Safe to say, it was a wild success and a popular one as well, so much so that tolerance is widely presumed by many progressive, educated people to have been an original component of religious belief per se, all along, and Jesus is presumed to have been the earliest proponent of just such an enlightened, non-sectarian, universal humanism, despite ample evidence to the contrary. You get the impression humankind once lived in harmonious agreement on something like Aldous Huxley’s perennial philosophy, but power-hungry priests and ignorant zealots led people astray into sectarian strife, which was never what any founder of a religion intended.
Now, some have said to me, as long as the end result is a kinder, gentler society where everyone gets along, what’s the harm if they’re fuzzy on the details of how they got there? Why kick up a fuss about it and risk giving offense? I respond: because truth matters for its own sake. Because it’s not innocently mistaken to sweep aside the unseemly parts of Christianity or the significance of the religious/secular divide, it’s flat-out dishonest. Because this isn’t even an irresolvable argument about the finer points of metaphysics; this is a simple case of what did and didn’t happen in history, simple enough to be explained in grade-school textbooks. Because good-natured geniality predicated on mistakes and falsehoods is not as stable or enduring as I would like it to be.

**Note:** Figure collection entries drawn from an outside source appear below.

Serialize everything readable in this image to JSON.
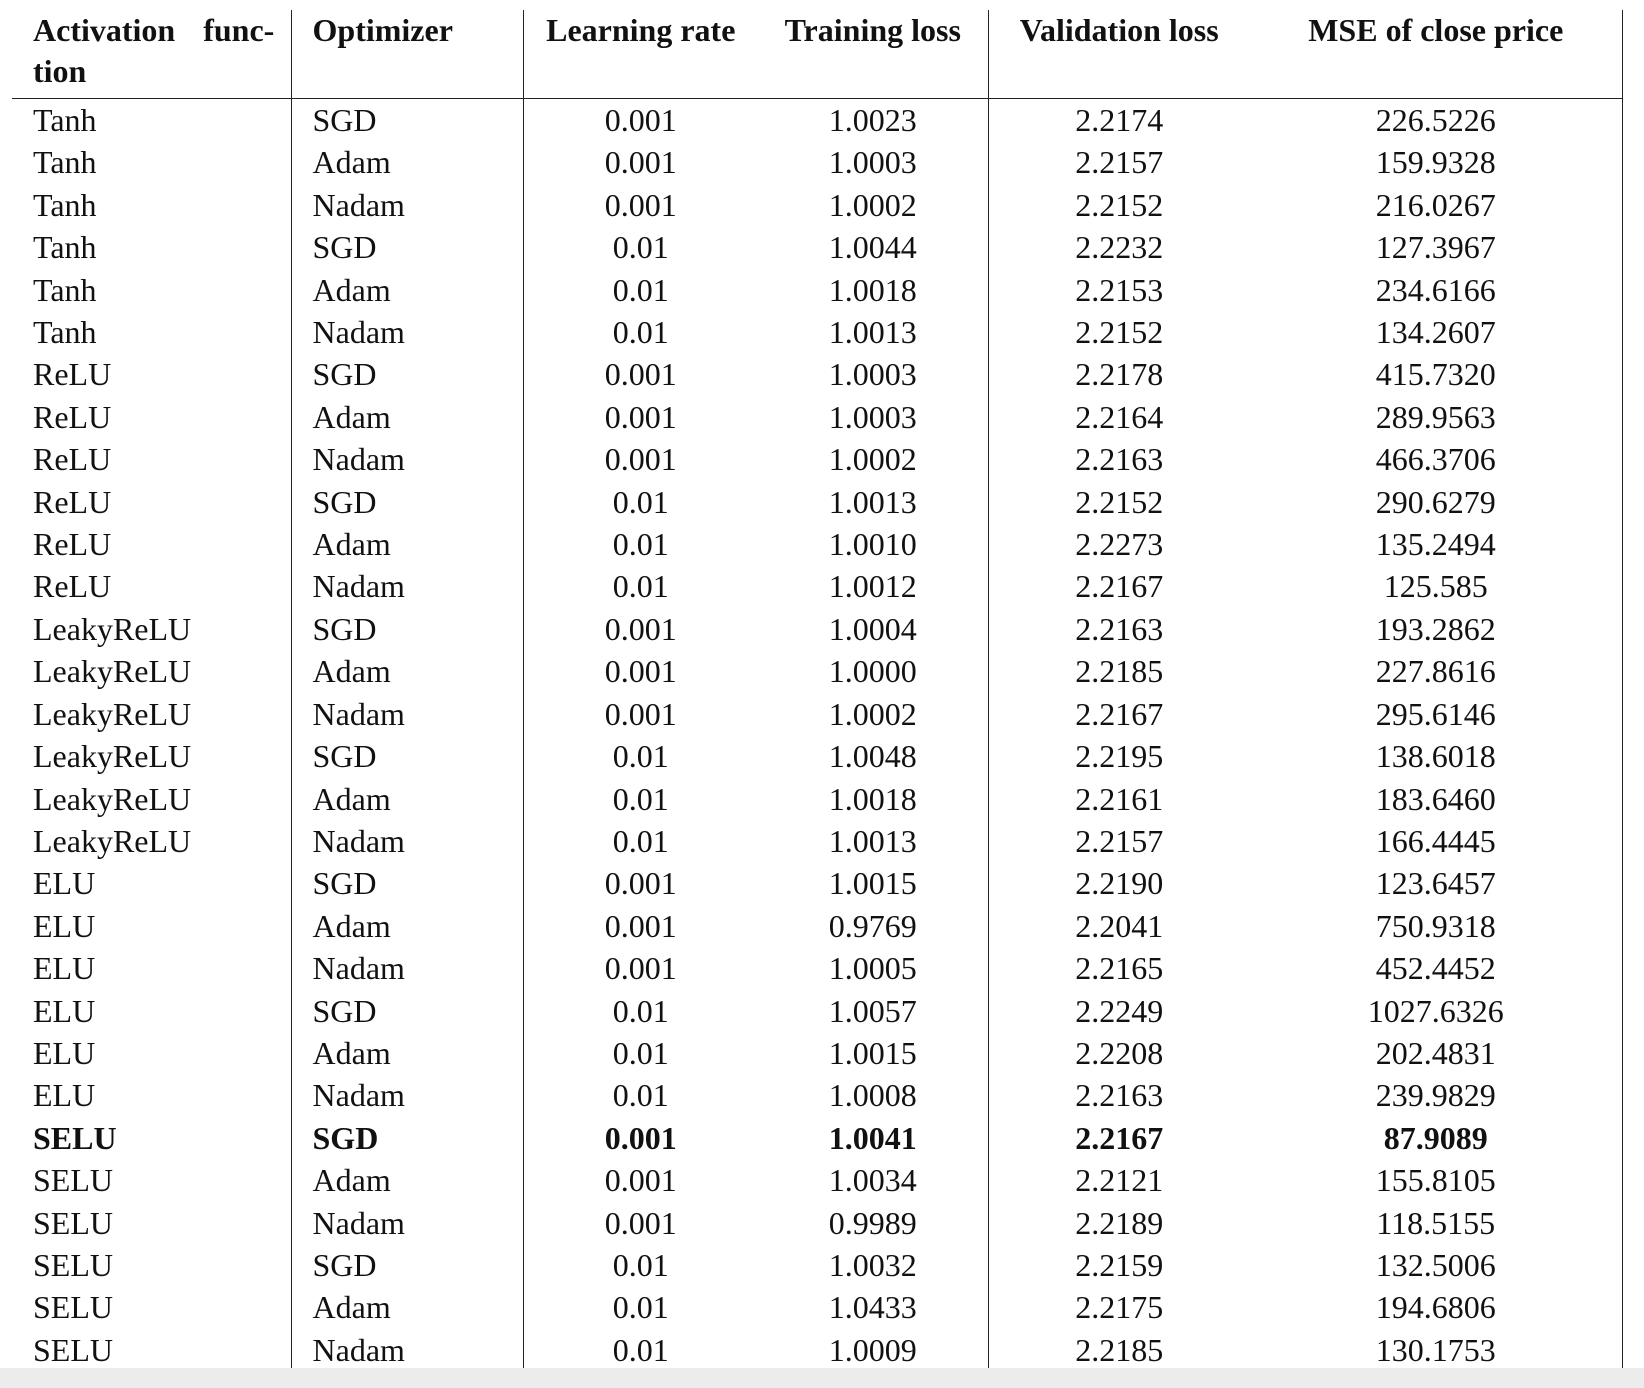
{
  "table": {
    "headers": {
      "activation": "Activation func-\ntion",
      "optimizer": "Optimizer",
      "learning_rate": "Learning rate",
      "training_loss": "Training loss",
      "validation_loss": "Validation loss",
      "mse": "MSE of close price"
    },
    "rows": [
      [
        "Tanh",
        "SGD",
        "0.001",
        "1.0023",
        "2.2174",
        "226.5226"
      ],
      [
        "Tanh",
        "Adam",
        "0.001",
        "1.0003",
        "2.2157",
        "159.9328"
      ],
      [
        "Tanh",
        "Nadam",
        "0.001",
        "1.0002",
        "2.2152",
        "216.0267"
      ],
      [
        "Tanh",
        "SGD",
        "0.01",
        "1.0044",
        "2.2232",
        "127.3967"
      ],
      [
        "Tanh",
        "Adam",
        "0.01",
        "1.0018",
        "2.2153",
        "234.6166"
      ],
      [
        "Tanh",
        "Nadam",
        "0.01",
        "1.0013",
        "2.2152",
        "134.2607"
      ],
      [
        "ReLU",
        "SGD",
        "0.001",
        "1.0003",
        "2.2178",
        "415.7320"
      ],
      [
        "ReLU",
        "Adam",
        "0.001",
        "1.0003",
        "2.2164",
        "289.9563"
      ],
      [
        "ReLU",
        "Nadam",
        "0.001",
        "1.0002",
        "2.2163",
        "466.3706"
      ],
      [
        "ReLU",
        "SGD",
        "0.01",
        "1.0013",
        "2.2152",
        "290.6279"
      ],
      [
        "ReLU",
        "Adam",
        "0.01",
        "1.0010",
        "2.2273",
        "135.2494"
      ],
      [
        "ReLU",
        "Nadam",
        "0.01",
        "1.0012",
        "2.2167",
        "125.585"
      ],
      [
        "LeakyReLU",
        "SGD",
        "0.001",
        "1.0004",
        "2.2163",
        "193.2862"
      ],
      [
        "LeakyReLU",
        "Adam",
        "0.001",
        "1.0000",
        "2.2185",
        "227.8616"
      ],
      [
        "LeakyReLU",
        "Nadam",
        "0.001",
        "1.0002",
        "2.2167",
        "295.6146"
      ],
      [
        "LeakyReLU",
        "SGD",
        "0.01",
        "1.0048",
        "2.2195",
        "138.6018"
      ],
      [
        "LeakyReLU",
        "Adam",
        "0.01",
        "1.0018",
        "2.2161",
        "183.6460"
      ],
      [
        "LeakyReLU",
        "Nadam",
        "0.01",
        "1.0013",
        "2.2157",
        "166.4445"
      ],
      [
        "ELU",
        "SGD",
        "0.001",
        "1.0015",
        "2.2190",
        "123.6457"
      ],
      [
        "ELU",
        "Adam",
        "0.001",
        "0.9769",
        "2.2041",
        "750.9318"
      ],
      [
        "ELU",
        "Nadam",
        "0.001",
        "1.0005",
        "2.2165",
        "452.4452"
      ],
      [
        "ELU",
        "SGD",
        "0.01",
        "1.0057",
        "2.2249",
        "1027.6326"
      ],
      [
        "ELU",
        "Adam",
        "0.01",
        "1.0015",
        "2.2208",
        "202.4831"
      ],
      [
        "ELU",
        "Nadam",
        "0.01",
        "1.0008",
        "2.2163",
        "239.9829"
      ],
      [
        "SELU",
        "SGD",
        "0.001",
        "1.0041",
        "2.2167",
        "87.9089"
      ],
      [
        "SELU",
        "Adam",
        "0.001",
        "1.0034",
        "2.2121",
        "155.8105"
      ],
      [
        "SELU",
        "Nadam",
        "0.001",
        "0.9989",
        "2.2189",
        "118.5155"
      ],
      [
        "SELU",
        "SGD",
        "0.01",
        "1.0032",
        "2.2159",
        "132.5006"
      ],
      [
        "SELU",
        "Adam",
        "0.01",
        "1.0433",
        "2.2175",
        "194.6806"
      ],
      [
        "SELU",
        "Nadam",
        "0.01",
        "1.0009",
        "2.2185",
        "130.1753"
      ]
    ],
    "highlight_row": 24
  }
}
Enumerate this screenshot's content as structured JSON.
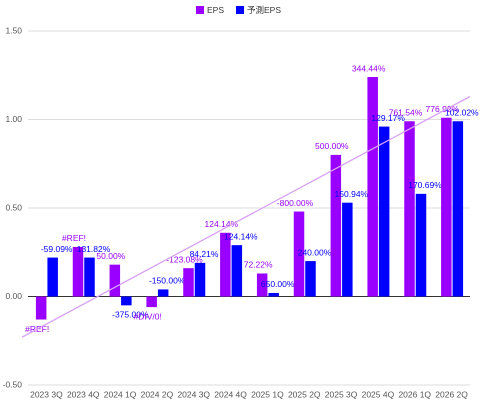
{
  "chart_data": {
    "type": "bar",
    "categories": [
      "2023 3Q",
      "2023 4Q",
      "2024 1Q",
      "2024 2Q",
      "2024 3Q",
      "2024 4Q",
      "2025 1Q",
      "2025 2Q",
      "2025 3Q",
      "2025 4Q",
      "2026 1Q",
      "2026 2Q"
    ],
    "series": [
      {
        "name": "EPS",
        "color": "#9900ff",
        "values": [
          -0.13,
          0.28,
          0.18,
          -0.06,
          0.16,
          0.36,
          0.13,
          0.48,
          0.8,
          1.24,
          0.99,
          1.01
        ],
        "point_labels": [
          "#REF!",
          "#REF!",
          "50.00%",
          "#DIV/0!",
          "-123.08%",
          "124.14%",
          "72.22%",
          "-800.00%",
          "500.00%",
          "344.44%",
          "761.54%",
          "776.92%"
        ]
      },
      {
        "name": "予測EPS",
        "color": "#0000ff",
        "values": [
          0.22,
          0.22,
          -0.05,
          0.04,
          0.19,
          0.29,
          0.02,
          0.2,
          0.53,
          0.96,
          0.58,
          0.99
        ],
        "point_labels": [
          "-59.09%",
          "131.82%",
          "-375.00%",
          "-150.00%",
          "84.21%",
          "124.14%",
          "650.00%",
          "240.00%",
          "150.94%",
          "129.17%",
          "170.69%",
          "102.02%"
        ]
      }
    ],
    "trendline": {
      "color": "#d9a0f5",
      "values": [
        -0.23,
        1.13
      ]
    },
    "ylim": [
      -0.5,
      1.5
    ],
    "yticks": [
      {
        "value": -0.5,
        "label": "-0.50"
      },
      {
        "value": 0,
        "label": "0.00"
      },
      {
        "value": 0.5,
        "label": "0.50"
      },
      {
        "value": 1,
        "label": "1.00"
      },
      {
        "value": 1.5,
        "label": "1.50"
      }
    ],
    "grid": true,
    "legend": "top"
  }
}
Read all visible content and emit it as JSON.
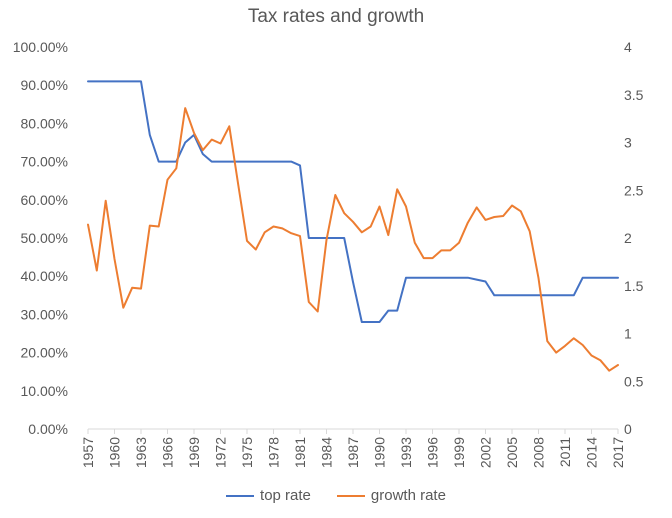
{
  "chart_data": {
    "type": "line",
    "title": "Tax rates and growth",
    "xlabel": "",
    "ylabel_left": "",
    "ylabel_right": "",
    "x": [
      1957,
      1958,
      1959,
      1960,
      1961,
      1962,
      1963,
      1964,
      1965,
      1966,
      1967,
      1968,
      1969,
      1970,
      1971,
      1972,
      1973,
      1974,
      1975,
      1976,
      1977,
      1978,
      1979,
      1980,
      1981,
      1982,
      1983,
      1984,
      1985,
      1986,
      1987,
      1988,
      1989,
      1990,
      1991,
      1992,
      1993,
      1994,
      1995,
      1996,
      1997,
      1998,
      1999,
      2000,
      2001,
      2002,
      2003,
      2004,
      2005,
      2006,
      2007,
      2008,
      2009,
      2010,
      2011,
      2012,
      2013,
      2014,
      2015,
      2016,
      2017
    ],
    "x_tick_labels": [
      "1957",
      "1960",
      "1963",
      "1966",
      "1969",
      "1972",
      "1975",
      "1978",
      "1981",
      "1984",
      "1987",
      "1990",
      "1993",
      "1996",
      "1999",
      "2002",
      "2005",
      "2008",
      "2011",
      "2014",
      "2017"
    ],
    "y_left_ticks": [
      "0.00%",
      "10.00%",
      "20.00%",
      "30.00%",
      "40.00%",
      "50.00%",
      "60.00%",
      "70.00%",
      "80.00%",
      "90.00%",
      "100.00%"
    ],
    "y_right_ticks": [
      "0",
      "0.5",
      "1",
      "1.5",
      "2",
      "2.5",
      "3",
      "3.5",
      "4"
    ],
    "ylim_left": [
      0,
      1
    ],
    "ylim_right": [
      0,
      4
    ],
    "grid": false,
    "legend_position": "bottom",
    "series": [
      {
        "name": "top rate",
        "axis": "left",
        "color": "#4472C4",
        "values": [
          0.91,
          0.91,
          0.91,
          0.91,
          0.91,
          0.91,
          0.91,
          0.77,
          0.7,
          0.7,
          0.7,
          0.75,
          0.77,
          0.72,
          0.7,
          0.7,
          0.7,
          0.7,
          0.7,
          0.7,
          0.7,
          0.7,
          0.7,
          0.7,
          0.69,
          0.5,
          0.5,
          0.5,
          0.5,
          0.5,
          0.385,
          0.28,
          0.28,
          0.28,
          0.31,
          0.31,
          0.396,
          0.396,
          0.396,
          0.396,
          0.396,
          0.396,
          0.396,
          0.396,
          0.391,
          0.386,
          0.35,
          0.35,
          0.35,
          0.35,
          0.35,
          0.35,
          0.35,
          0.35,
          0.35,
          0.35,
          0.396,
          0.396,
          0.396,
          0.396,
          0.396
        ]
      },
      {
        "name": "growth rate",
        "axis": "right",
        "color": "#ED7D31",
        "values": [
          2.14,
          1.66,
          2.39,
          1.78,
          1.27,
          1.48,
          1.47,
          2.13,
          2.12,
          2.61,
          2.73,
          3.36,
          3.1,
          2.92,
          3.03,
          2.99,
          3.17,
          2.56,
          1.97,
          1.88,
          2.06,
          2.12,
          2.1,
          2.05,
          2.02,
          1.33,
          1.23,
          1.98,
          2.45,
          2.26,
          2.17,
          2.06,
          2.12,
          2.33,
          2.03,
          2.51,
          2.33,
          1.95,
          1.79,
          1.79,
          1.87,
          1.87,
          1.95,
          2.16,
          2.32,
          2.19,
          2.22,
          2.23,
          2.34,
          2.28,
          2.07,
          1.58,
          0.92,
          0.8,
          0.87,
          0.95,
          0.88,
          0.77,
          0.72,
          0.61,
          0.67
        ]
      }
    ]
  }
}
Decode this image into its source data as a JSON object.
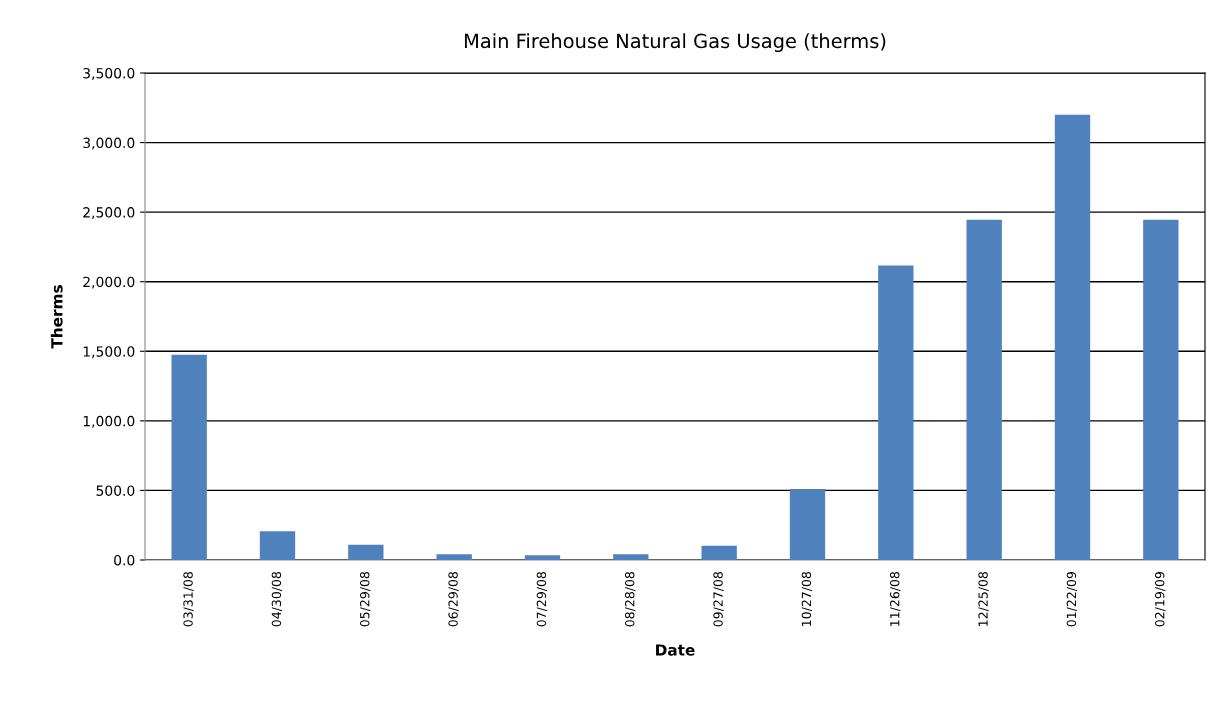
{
  "chart_data": {
    "type": "bar",
    "title": "Main Firehouse Natural Gas Usage (therms)",
    "xlabel": "Date",
    "ylabel": "Therms",
    "categories": [
      "03/31/08",
      "04/30/08",
      "05/29/08",
      "06/29/08",
      "07/29/08",
      "08/28/08",
      "09/27/08",
      "10/27/08",
      "11/26/08",
      "12/25/08",
      "01/22/09",
      "02/19/09"
    ],
    "values": [
      1475,
      206,
      110,
      42,
      34,
      42,
      102,
      510,
      2117,
      2445,
      3200,
      2445
    ],
    "color": "#4f81bd",
    "ylim": [
      0,
      3500
    ],
    "yticks": [
      {
        "value": 0,
        "label": "0.0"
      },
      {
        "value": 500,
        "label": "500.0"
      },
      {
        "value": 1000,
        "label": "1,000.0"
      },
      {
        "value": 1500,
        "label": "1,500.0"
      },
      {
        "value": 2000,
        "label": "2,000.0"
      },
      {
        "value": 2500,
        "label": "2,500.0"
      },
      {
        "value": 3000,
        "label": "3,000.0"
      },
      {
        "value": 3500,
        "label": "3,500.0"
      }
    ],
    "grid": "y",
    "legend": false
  }
}
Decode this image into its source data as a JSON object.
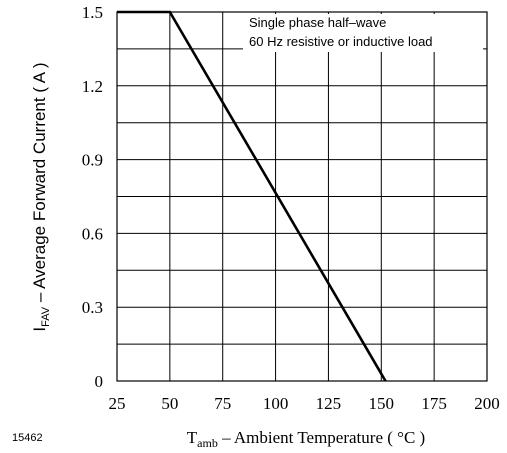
{
  "figure_number": "15462",
  "chart_data": {
    "type": "line",
    "title": "",
    "xlabel": {
      "main": "T",
      "sub": "amb",
      "rest": " – Ambient Temperature ( °C )"
    },
    "ylabel": {
      "main": "I",
      "sub": "FAV",
      "rest": " – Average Forward Current ( A )"
    },
    "xlim": [
      25,
      200
    ],
    "ylim": [
      0,
      1.5
    ],
    "x_ticks": [
      25,
      50,
      75,
      100,
      125,
      150,
      175,
      200
    ],
    "x_tick_labels": [
      "25",
      "50",
      "75",
      "100",
      "125",
      "150",
      "175",
      "200"
    ],
    "y_ticks": [
      0,
      0.3,
      0.6,
      0.9,
      1.2,
      1.5
    ],
    "y_tick_labels": [
      "0",
      "0.3",
      "0.6",
      "0.9",
      "1.2",
      "1.5"
    ],
    "grid": true,
    "y_grid_step": 0.15,
    "annotation": [
      "Single phase half–wave",
      "60 Hz resistive or inductive load"
    ],
    "series": [
      {
        "x": [
          25,
          50,
          152
        ],
        "y": [
          1.5,
          1.5,
          0
        ]
      }
    ]
  }
}
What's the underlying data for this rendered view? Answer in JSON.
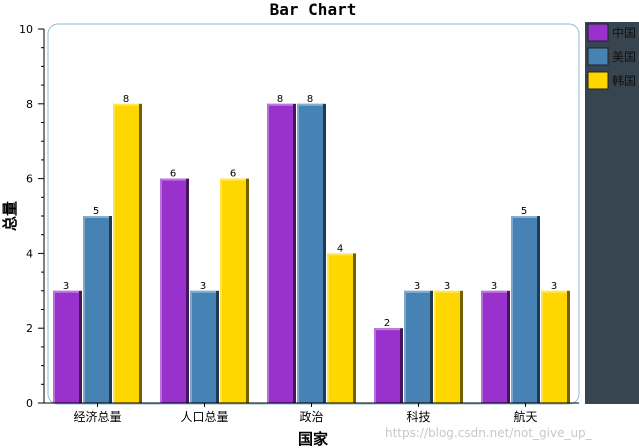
{
  "watermark": "https://blog.csdn.net/not_give_up_",
  "chart_data": {
    "type": "bar",
    "title": "Bar Chart",
    "xlabel": "国家",
    "ylabel": "总量",
    "ylim": [
      0,
      10
    ],
    "yticks": [
      0,
      2,
      4,
      6,
      8,
      10
    ],
    "categories": [
      "经济总量",
      "人口总量",
      "政治",
      "科技",
      "航天"
    ],
    "series": [
      {
        "name": "中国",
        "color": "#9932CC",
        "values": [
          3,
          6,
          8,
          2,
          3
        ]
      },
      {
        "name": "美国",
        "color": "#4682B4",
        "values": [
          5,
          3,
          8,
          3,
          5
        ]
      },
      {
        "name": "韩国",
        "color": "#FFD700",
        "values": [
          8,
          6,
          4,
          3,
          3
        ]
      }
    ],
    "data_labels": true,
    "grid": false,
    "legend_position": "right",
    "legend_background": "#36454F"
  }
}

Theologians and garden-variety apologists for religion frequently resort to the cuttlefish defense against the criticisms of atheists; i.e., spilling an tremendous amount of ink in the hope that their attackers will get lost in the impenetrable abstractions and convoluted knots of logic. But unfortunately for them, the basic principles of Christianity have been boiled down to their simplest form for the sake of reaching across language barriers and converting heathens the world over, and it’s pretty clear what it means to be a Christian: All humans carry original sin. God sacrificed his only son to offer you a way to escape this burden. Accept this offering, proclaim Jesus as your savior, and profess your belief in the reality of his death, resurrection and eventual return. If you refuse, there will be the most severe consequences imaginable.
See, there’s no wiggle room there. This is the essence of Christianity, the very thing that gives it an identity, that makes it not-Islam, not-Judaism, not Hinduism, etc. Jesus’s death and resurrection were historical events that only happened once. There is no other path to free yourself from the wages of sin, and only false prophets will tell you otherwise. You cannot change these core elements without doing violence to the story. There is no honest way to square such a provincial, dogmatic worldview with the broad-minded Enlightenment inheritance we’re so fond of.
Thus when I hear professed Christians like Mary Elizabeth Williams talk about respecting the equal validity of other faiths like it’s a self-evident truth, along with touchy-feely postmodern glurge about everyone’s personal truth being different and yet still true, I think, well, you don’t appreciate what a chasm Jefferson opened up in the intellectual landscape. You’re trying to have it both ways without understanding what either of them really mean. You can’t legitimately call yourself a Christian if you don’t accept the very basic rules of membership. If you find them distasteful, if you have to remove or reimagine the core aspects to make them palatable, then have the fucking integrity to admit you’ve outgrown your religion, and put it away along with all other childish things. Quit dressing up the old bones in new clothes and give them a decent burial.
I respect Christianity as a worthy opponent in the Nietzschean sense and so make the effort to take it seriously even if it means the impossibility of reconciliation; it stuns me to see the insouciance with which its supposed adherents treat it.